Bœuf, de l’éprouvette à l’assiette
Du bœuf sans vache, sans élevage, sans abattoir et même sans hémoglobine... Les scientifiques ont réussi à faire pousser du muscle de bœuf en laboratoire, dans le but de prévenir la crise alimentaire qui pourrait avoir lieu dans les prochaines décennies. Une première mondiale.
Un burger aux cellules souches
Cent quarante-deux grammes de burger, créés à partir de 20 000 cellules souches. C’était le menu du déjeuner de deux Londoniens volontaires, ce lundi midi. Les cellules de muscles de bœuf ont été directement prélevées sur une vache, puis cultivées en laboratoire avec des nutriments et des produits chimiques, par petites quantités. Les millions de cellules créées s’associent alors, et poussent jusqu’à devenir des petites bandes de muscle bovin, d’un centimètre de long sur quelques millimètres d’épaisseur. Faire des morceaux plus gros impliquerait une irrigation sanguine, donc un système respiratoire artificiel capable d’oxygéner le muscle. Trop compliqué. N’étant pas irriguée, cette viande qui compose le steak est blanche. Les scientifiques y intègrent donc un colorant naturel à base de betterave et de safran, et voilà le steak aussi vrai que nature.

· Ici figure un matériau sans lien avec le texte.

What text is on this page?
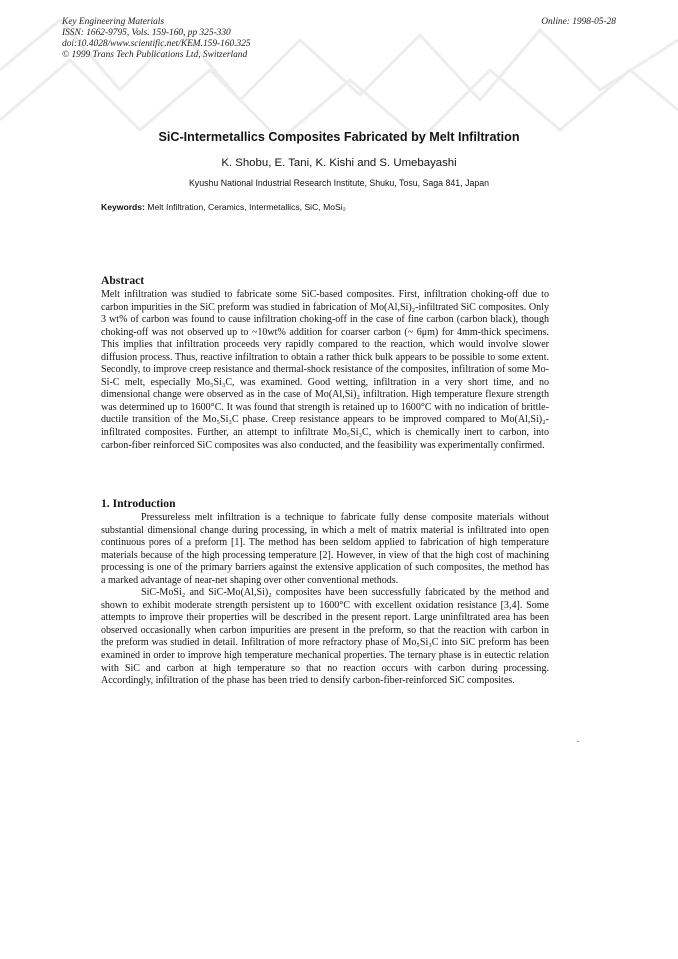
Key Engineering Materials
ISSN: 1662-9795, Vols. 159-160, pp 325-330
doi:10.4028/www.scientific.net/KEM.159-160.325
© 1999 Trans Tech Publications Ltd, Switzerland
Online: 1998-05-28
SiC-Intermetallics Composites Fabricated by Melt Infiltration
K. Shobu, E. Tani, K. Kishi and S. Umebayashi
Kyushu National Industrial Research Institute, Shuku, Tosu, Saga 841, Japan
Keywords: Melt Infiltration, Ceramics, Intermetallics, SiC, MoSi₂
Abstract

Melt infiltration was studied to fabricate some SiC-based composites. First, infiltration choking-off due to carbon impurities in the SiC preform was studied in fabrication of Mo(Al,Si)₂-infiltrated SiC composites. Only 3 wt% of carbon was found to cause infiltration choking-off in the case of fine carbon (carbon black), though choking-off was not observed up to ~10wt% addition for coarser carbon (~ 6μm) for 4mm-thick specimens. This implies that infiltration proceeds very rapidly compared to the reaction, which would involve slower diffusion process. Thus, reactive infiltration to obtain a rather thick bulk appears to be possible to some extent. Secondly, to improve creep resistance and thermal-shock resistance of the composites, infiltration of some Mo-Si-C melt, especially Mo₅Si₃C, was examined. Good wetting, infiltration in a very short time, and no dimensional change were observed as in the case of Mo(Al,Si)₂ infiltration. High temperature flexure strength was determined up to 1600°C. It was found that strength is retained up to 1600°C with no indication of brittle-ductile transition of the Mo₅Si₃C phase. Creep resistance appears to be improved compared to Mo(Al,Si)₂-infiltrated composites. Further, an attempt to infiltrate Mo₅Si₃C, which is chemically inert to carbon, into carbon-fiber reinforced SiC composites was also conducted, and the feasibility was experimentally confirmed.

1. Introduction

Pressureless melt infiltration is a technique to fabricate fully dense composite materials without substantial dimensional change during processing, in which a melt of matrix material is infiltrated into open continuous pores of a preform [1]. The method has been seldom applied to fabrication of high temperature materials because of the high processing temperature [2]. However, in view of that the high cost of machining processing is one of the primary barriers against the extensive application of such composites, the method has a marked advantage of near-net shaping over other conventional methods.

SiC-MoSi₂ and SiC-Mo(Al,Si)₂ composites have been successfully fabricated by the method and shown to exhibit moderate strength persistent up to 1600°C with excellent oxidation resistance [3,4]. Some attempts to improve their properties will be described in the present report. Large uninfiltrated area has been observed occasionally when carbon impurities are present in the preform, so that the reaction with carbon in the preform was studied in detail. Infiltration of more refractory phase of Mo₅Si₃C into SiC preform has been examined in order to improve high temperature mechanical properties. The ternary phase is in eutectic relation with SiC and carbon at high temperature so that no reaction occurs with carbon during processing. Accordingly, infiltration of the phase has been tried to densify carbon-fiber-reinforced SiC composites.
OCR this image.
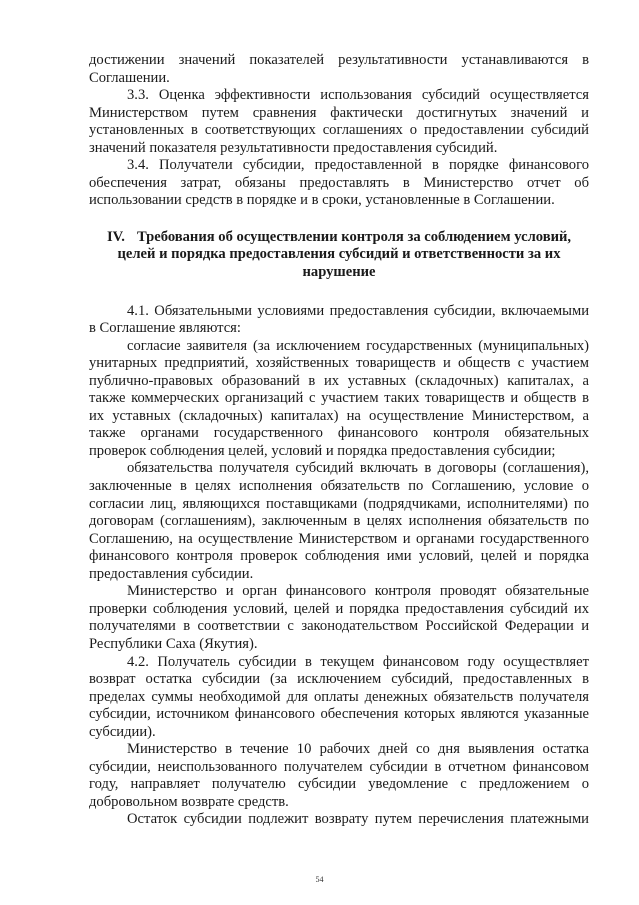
достижении значений показателей результативности устанавливаются в Соглашении.

3.3. Оценка эффективности использования субсидий осуществляется Министерством путем сравнения фактически достигнутых значений и установленных в соответствующих соглашениях о предоставлении субсидий значений показателя результативности предоставления субсидий.

3.4. Получатели субсидии, предоставленной в порядке финансового обеспечения затрат, обязаны предоставлять в Министерство отчет об использовании средств в порядке и в сроки, установленные в Соглашении.

IV. Требования об осуществлении контроля за соблюдением условий, целей и порядка предоставления субсидий и ответственности за их нарушение

4.1. Обязательными условиями предоставления субсидии, включаемыми в Соглашение являются:

согласие заявителя (за исключением государственных (муниципальных) унитарных предприятий, хозяйственных товариществ и обществ с участием публично-правовых образований в их уставных (складочных) капиталах, а также коммерческих организаций с участием таких товариществ и обществ в их уставных (складочных) капиталах) на осуществление Министерством, а также органами государственного финансового контроля обязательных проверок соблюдения целей, условий и порядка предоставления субсидии;

обязательства получателя субсидий включать в договоры (соглашения), заключенные в целях исполнения обязательств по Соглашению, условие о согласии лиц, являющихся поставщиками (подрядчиками, исполнителями) по договорам (соглашениям), заключенным в целях исполнения обязательств по Соглашению, на осуществление Министерством и органами государственного финансового контроля проверок соблюдения ими условий, целей и порядка предоставления субсидии.

Министерство и орган финансового контроля проводят обязательные проверки соблюдения условий, целей и порядка предоставления субсидий их получателями в соответствии с законодательством Российской Федерации и Республики Саха (Якутия).

4.2. Получатель субсидии в текущем финансовом году осуществляет возврат остатка субсидии (за исключением субсидий, предоставленных в пределах суммы необходимой для оплаты денежных обязательств получателя субсидии, источником финансового обеспечения которых являются указанные субсидии).

Министерство в течение 10 рабочих дней со дня выявления остатка субсидии, неиспользованного получателем субсидии в отчетном финансовом году, направляет получателю субсидии уведомление с предложением о добровольном возврате средств.

Остаток субсидии подлежит возврату путем перечисления платежными

54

Jusqu’à maintenant, la recherche sur les cellules souches avait porté plus précisément sur la création de nouveaux organes humains en vue de transplantations, ou pour remplacer des tissus musculaires, des nerfs ou du cartilage abîmé. Ici, les scientifiques espèrent apporter une solution à un autre problème auquel l’humanité sera confrontée dans les décennies à venir : la pression sur les denrées alimentaires du fait de l’augmentation de la population mondiale. Le professeur Mark Post, à l’origine du projet, espère nourrir grâce à son système une population grandissante, et régler le problème de pollution lié à l’élevage. La production de viande en laboratoire nécessiterait 35% à 60% d'énergie en moins, dégagerait 80% à 95% de gaz à effet de serre en moins et utiliserait 98% d'espace en moins que la production de viande traditionnelle, selon une étude publiée en 2011 par Hanna Tuomisto, de l'unité de recherche sur la conservation de la faune de l'Université d'Oxford.
Comment nourrir 9 millions de bouches à l’horizon 2050 ?
Pour que cette recette de bœuf d’un nouveau genre soit adoptée, il faut surtout en réduire le coût : 250 000 euros pour un burger de 142 grammes. Il faudrait donc en passer par la standardisation des procédés de fabrication de la viande in vitro. Autre problème, anecdotique en apparence, mais non moins central : le goût, la couleur, la texture de cette viande doivent être les mêmes qui ceux de la viande de bœuf issue de la production traditionnelle. Une nécessité absolue pour convaincre les consommateurs d’en faire un aliment de consommation courante et effectivement apporter une solution à la question tant de fois posée : « comment nourrir 9 millions de bouches à l’horizon 2050 ? ». Les scientifiques travaillent sur ces problématiques de l’aspect et du goût, mais d’ores et déjà plusieurs associations britanniques végétariennes et de protection des animaux ont affirmé soutenir cette initiative. D’après les chercheurs, la commercialisation serait envisageable d’ici dix à vingt ans.